There are two creatures I study, contradictingly, intensely:

Ravens and Pups.

Magesty is the Raven, who’s corporeal frame contains thick knowing flesh.

Calmly, the raven permeates the glow of languishing sun in a flash of mortality.

The ravens live in such a way that standing on a hectic road in Clairview is standing on the stage of the MET, and when they make a sound, we listen desperately as we would to a profound scientist in a TED talk.

But the dog is a creature more deserving of praise, though they are as the pine cone in a boreal forest.

They stop to smell the crampt mound of dirt of the lone tree along Jasper, to the begrudging of a defiant woman who takes the opportunity to admire the shoes of a free lady swiftly passing by (a raven woman four inches above cement).

Dog burried in the soiled soil, hunting for indications of other creautures inner workings, suddenly leaps, having discovered! Back to the path, it says in wriggling, and offers a sweet smile to open sky.

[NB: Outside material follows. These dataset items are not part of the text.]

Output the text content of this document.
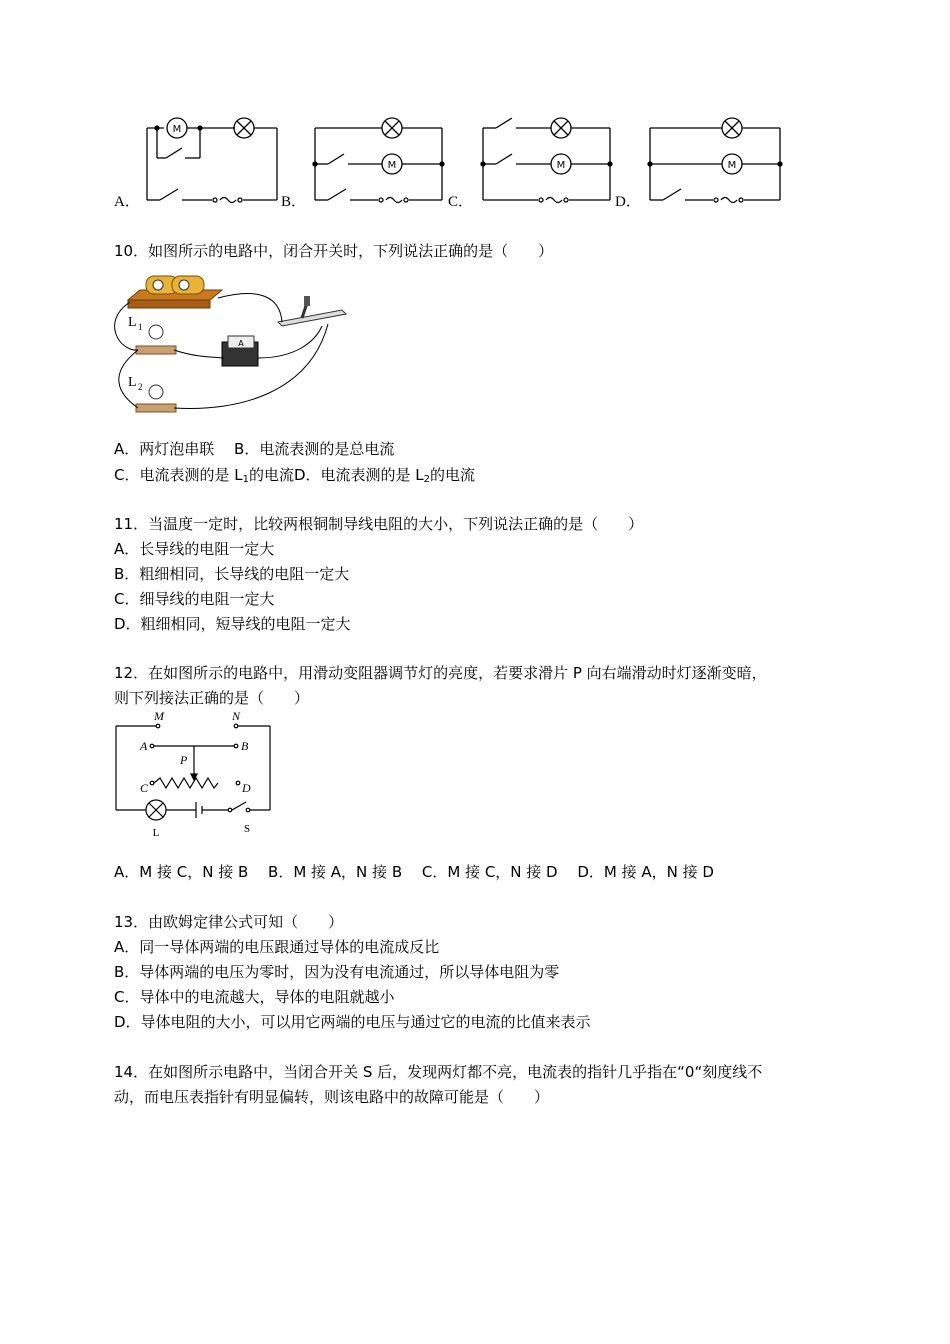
A．	B．	C．	D．
M
M	M	M
10．如图所示的电路中，闭合开关时，下列说法正确的是（　　）
A
L 1
L 2
A．两灯泡串联　 B．电流表测的是总电流
C．电流表测的是 $L_1$的电流D．电流表测的是 $L_2$的电流
11．当温度一定时，比较两根铜制导线电阻的大小，下列说法正确的是（　　）
A．长导线的电阻一定大
B．粗细相同，长导线的电阻一定大
C．细导线的电阻一定大
D．粗细相同，短导线的电阻一定大
12．在如图所示的电路中，用滑动变阻器调节灯的亮度，若要求滑片 P 向右端滑动时灯逐渐变暗，
则下列接法正确的是（　　）
M	N
A	B
P
C	D
L	S
A．M 接 C，N 接 B　 B．M 接 A，N 接 B　 C．M 接 C，N 接 D　 D．M 接 A，N 接 D
13．由欧姆定律公式可知（　　）
A．同一导体两端的电压跟通过导体的电流成反比
B．导体两端的电压为零时，因为没有电流通过，所以导体电阻为零
C．导体中的电流越大，导体的电阻就越小
D．导体电阻的大小，可以用它两端的电压与通过它的电流的比值来表示
14．在如图所示电路中，当闭合开关 S 后，发现两灯都不亮，电流表的指针几乎指在“0“刻度线不
动，而电压表指针有明显偏转，则该电路中的故障可能是（　　）
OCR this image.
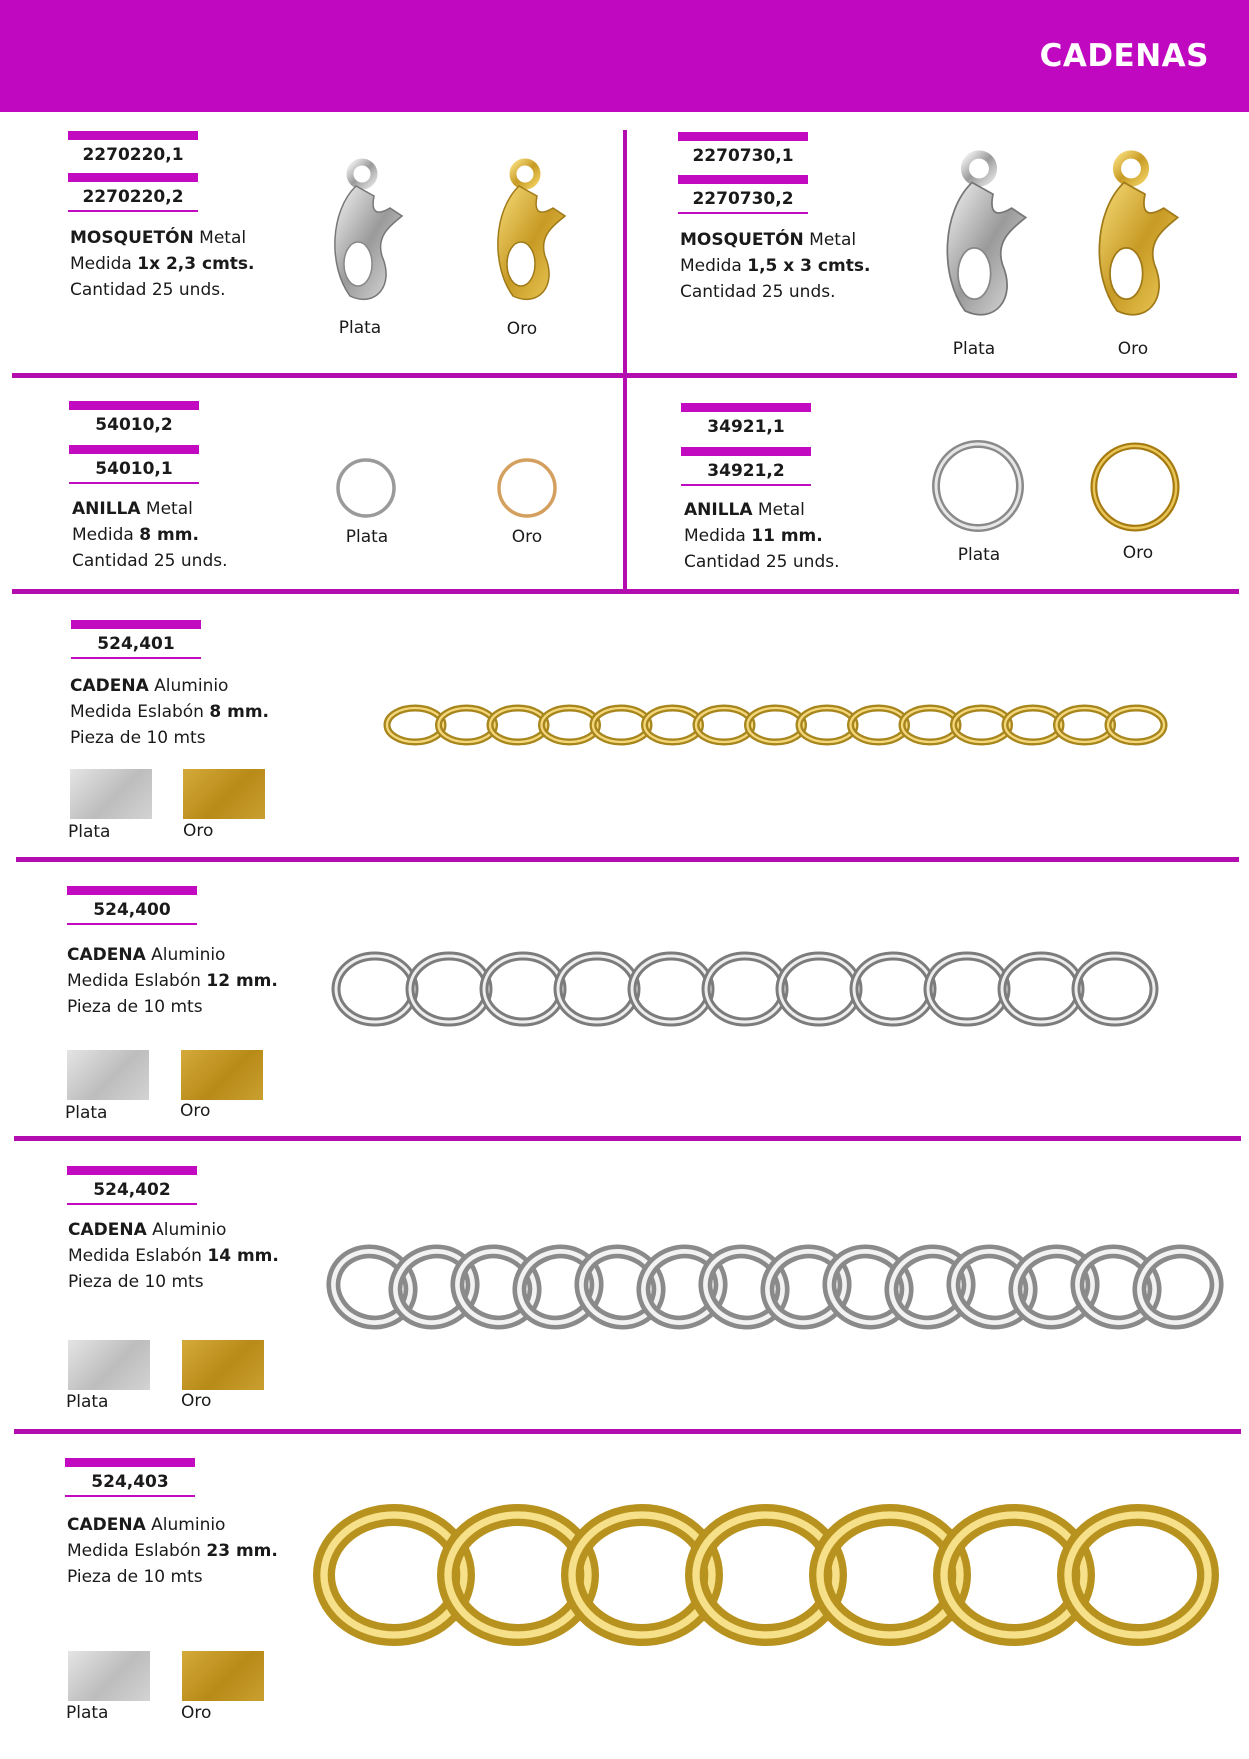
CADENAS
2270220,1
2270220,2
MOSQUETÓN Metal
Medida 1x 2,3 cmts.
Cantidad 25 unds.
Plata	Oro
2270730,1
2270730,2
MOSQUETÓN Metal
Medida 1,5 x 3 cmts.
Cantidad 25 unds.
Plata	Oro
54010,2
54010,1
ANILLA Metal
Medida 8 mm.
Cantidad 25 unds.
Plata	Oro
34921,1
34921,2
ANILLA Metal
Medida 11 mm.
Cantidad 25 unds.	Plata	Oro
524,401
CADENA Aluminio
Medida Eslabón 8 mm.
Pieza de 10 mts
Plata	Oro
524,400
CADENA Aluminio
Medida Eslabón 12 mm.
Pieza de 10 mts
Plata	Oro
524,402
CADENA Aluminio
Medida Eslabón 14 mm.
Pieza de 10 mts
Plata	Oro
524,403
CADENA Aluminio
Medida Eslabón 23 mm.
Pieza de 10 mts
Plata	Oro
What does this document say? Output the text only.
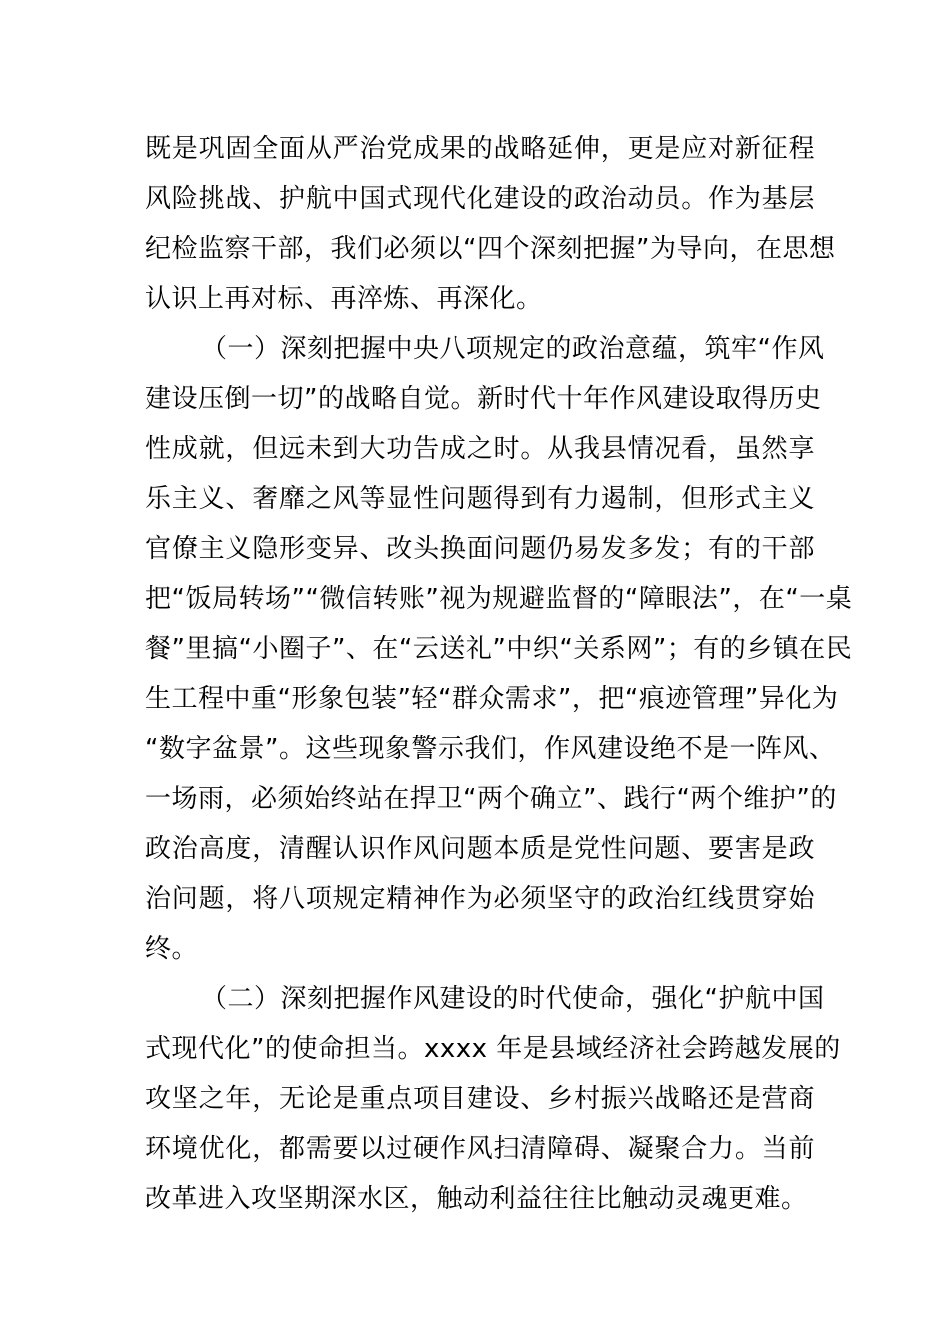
既是巩固全面从严治党成果的战略延伸，更是应对新征程
风险挑战、护航中国式现代化建设的政治动员。作为基层
纪检监察干部，我们必须以“四个深刻把握”为导向，在思想
认识上再对标、再淬炼、再深化。
（一）深刻把握中央八项规定的政治意蕴，筑牢“作风
建设压倒一切”的战略自觉。新时代十年作风建设取得历史
性成就，但远未到大功告成之时。从我县情况看，虽然享
乐主义、奢靡之风等显性问题得到有力遏制，但形式主义
官僚主义隐形变异、改头换面问题仍易发多发；有的干部
把“饭局转场”“微信转账”视为规避监督的“障眼法”，在“一桌
餐”里搞“小圈子”、在“云送礼”中织“关系网”；有的乡镇在民
生工程中重“形象包装”轻“群众需求”，把“痕迹管理”异化为
“数字盆景”。这些现象警示我们，作风建设绝不是一阵风、
一场雨，必须始终站在捍卫“两个确立”、践行“两个维护”的
政治高度，清醒认识作风问题本质是党性问题、要害是政
治问题，将八项规定精神作为必须坚守的政治红线贯穿始
终。
（二）深刻把握作风建设的时代使命，强化“护航中国
式现代化”的使命担当。xxxx 年是县域经济社会跨越发展的
攻坚之年，无论是重点项目建设、乡村振兴战略还是营商
环境优化，都需要以过硬作风扫清障碍、凝聚合力。当前
改革进入攻坚期深水区，触动利益往往比触动灵魂更难。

Written by: Sarah C Louise.

Poem, Poems, Poetry

She enters as an angel; she exits as a monster

A porcelain Gem of hair and heart
The room is warm with a new wind
But the glasses are heavy on raw ridges
And clouds of pink perfume glow goldey
In a haze of flustered fancy.
The cracks in the gem are coated cleverly in cheap paint,
A well rehearsed trick of survival.
But with the rain from tears of jovial juice, the sunset loses its sun and the flaws become the features,
And the cold of the corporeal storm slams shuttering weights between words and simple conversation.
Crowds clutch cups of comfort, pouring their hands into stable suitors, or escaping to bathroom stalls where the air is a sweeter honesty.
How does one run from a stale war?
She seems a thrill to inspire beauty above belief, but became a monster reminder: we are messy.
Written by: Sarah C Louise

Poem, Poems, Poetry

What’s in an age?

This is the age of vanity.
We track our progress by approval.
We give up knowing for little, frugal tastes.
We honor our schedules without a trace of identity.
And all the magnets drawing us to offer up our dignity win.
This is the age of idolatry
People distract us from the figures that give us joy.
We base our personalities off another’s employed love.
The possibilities of us embodying the features is enough ultimately.
And to watch another’s abandon is sufficient Gaiety to bring back on Monday’s morning for the doorway conversations.
This is the age of minimal.
It takes so long to get everywhere.
It takes much more to act on the care prescribed.
Letters are a burden, so is honour, so is pride, admittedly.
And though there are those sacrificing all for another’s humanity, there’s too many episodes to go, and too many snacks in the pantry, and too much energy required for every action of every degree.
What magic there would be
if we gave up on money.
Gave up on uppers internally.
Gave up on what anyone else defined as free.
And walked under the sun where it is warm.